Minutes from the Fed’s December policy meeting released on Thursday showed some voting members of the Federal Open Market Committee were increasingly concerned about the potential risks of the Fed’s asset purchases on financial markets, even if it look set to continue an open-ended stimulus program for now.
The Fed’s asset buying policy has been a crucial factor underpinning investor risk appetite and supporting global equities, so the more hawkish Fed minutes unnerved financial markets on Thursday, driving benchmark U.S. Treasury yields up to a near eight-month high and weighing on equities and oil, while bolstering the dollar.
The dollar extended gains early in Asia on Friday, hitting its highest since July 2010 against the yen at 87.78 while the euro fell to a three-week low of $1.3022. The U.S. dollar hit a near four-week high against a basket of major currencies on Thursday.
“The minutes have added a fresh degree of uncertainty into the investment climate, which is likely to mean a steeper yield curve. But equity investors should take heart from the fact that the Fed’s perception is qualified on an improving economy,” Andrew Wilkinson, chief economic strategist at Miller Tabak & Co in New York, said in a note to clients.
MSCI’s broadest index of Asia-Pacific shares outside Japan fell 0.4 percent, after scaling its highest since August 2011 on Thursday.
Australian shares slipped 0.5 percent, with investors pulling back after a sharp two-day rally which took shares to their highest in more than 19 months on Thursday.
“U.S. equities were due for a correction at any rate … and the same is true of the KOSPI. Investors would do well to buy while shares are easing,” Lee Seung-woo, an analyst at KDB Daewoo Securities, said of South Korean shares, which opened down 0.1 percent.
Japan’s benchmark Nikkei stock average opened sharply higher, up 2 percent, to its highest since March 2011 on the back of the tumbling yen. Japanese markets were closed from December 31 to January 3 for the new year’s holidays.

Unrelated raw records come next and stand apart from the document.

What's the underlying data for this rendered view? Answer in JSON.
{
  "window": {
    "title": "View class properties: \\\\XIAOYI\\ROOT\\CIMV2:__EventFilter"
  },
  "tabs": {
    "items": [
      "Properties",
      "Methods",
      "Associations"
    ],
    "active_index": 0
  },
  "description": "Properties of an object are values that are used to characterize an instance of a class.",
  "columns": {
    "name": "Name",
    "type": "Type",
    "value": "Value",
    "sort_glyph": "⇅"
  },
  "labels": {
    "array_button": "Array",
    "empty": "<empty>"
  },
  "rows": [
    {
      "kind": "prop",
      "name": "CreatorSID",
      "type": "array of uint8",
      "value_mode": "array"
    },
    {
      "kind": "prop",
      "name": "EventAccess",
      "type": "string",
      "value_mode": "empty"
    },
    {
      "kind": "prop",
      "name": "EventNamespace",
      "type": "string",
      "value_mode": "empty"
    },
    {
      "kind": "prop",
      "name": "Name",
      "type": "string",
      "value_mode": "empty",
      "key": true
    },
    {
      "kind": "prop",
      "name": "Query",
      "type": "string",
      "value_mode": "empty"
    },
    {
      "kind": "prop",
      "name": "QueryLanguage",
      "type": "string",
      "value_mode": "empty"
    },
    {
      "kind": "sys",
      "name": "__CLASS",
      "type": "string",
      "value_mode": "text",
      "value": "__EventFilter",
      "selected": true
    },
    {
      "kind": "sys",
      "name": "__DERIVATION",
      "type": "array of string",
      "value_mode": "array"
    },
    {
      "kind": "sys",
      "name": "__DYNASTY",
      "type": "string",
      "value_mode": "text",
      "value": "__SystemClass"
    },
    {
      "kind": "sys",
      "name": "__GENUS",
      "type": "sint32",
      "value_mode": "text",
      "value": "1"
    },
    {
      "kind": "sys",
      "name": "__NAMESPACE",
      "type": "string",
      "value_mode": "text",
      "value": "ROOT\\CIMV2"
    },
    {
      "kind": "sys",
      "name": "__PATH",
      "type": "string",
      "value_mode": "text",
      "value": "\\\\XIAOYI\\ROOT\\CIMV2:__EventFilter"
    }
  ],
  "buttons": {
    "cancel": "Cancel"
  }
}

The Nikkei ended 2012 with the sharpest yearly gain since 2005.
U.S. lawmakers earlier this week narrowly avoided falling off a “fiscal cliff” of automatic higher taxes and spending cuts, which had been set to kick in at the start of the year and threatened to derail the U.S. economy, providing an immediate boost for financial markets.
But U.S. President Barack Obama and congressional Republicans face tough talks on spending cuts and an increase in the nation’s debt limit as the hard-fought deal to avert the fiscal cliff covered only taxes and delayed decisions on expenditures until March 1.
Investor sentiment was, on the other hand, supported by recent data showing activity in China’s services sector and at U.S. factories expanded in December, which brightened the outlook for global growth.
The U.S. jobs market remained on a recovery track, with data on Thursday showing U.S. private-sector employers shrugged off the budget wrangling and stepped up hiring in December, heightening hopes for a strong nonfarm payrolls report due later on Friday.
The U.S. economy likely added 150,000 jobs in December, according to a Reuters survey of economists, up from 146,000 in November. The unemployment rate is expected to hold steady at 7.7 percent.
Resolution of the U.S. fiscal cliff crisis could spell trouble for some Asian assets that are coming off a stellar 2012 as investors could start to shift some money out of overpriced Asian investments in favour of the U.S. on a view that the fiscal deal manages to avert a U.S. recession and so boosts the prospects for American stocks.
U.S. crude inched down 0.2 percent to $82.78 a barrel.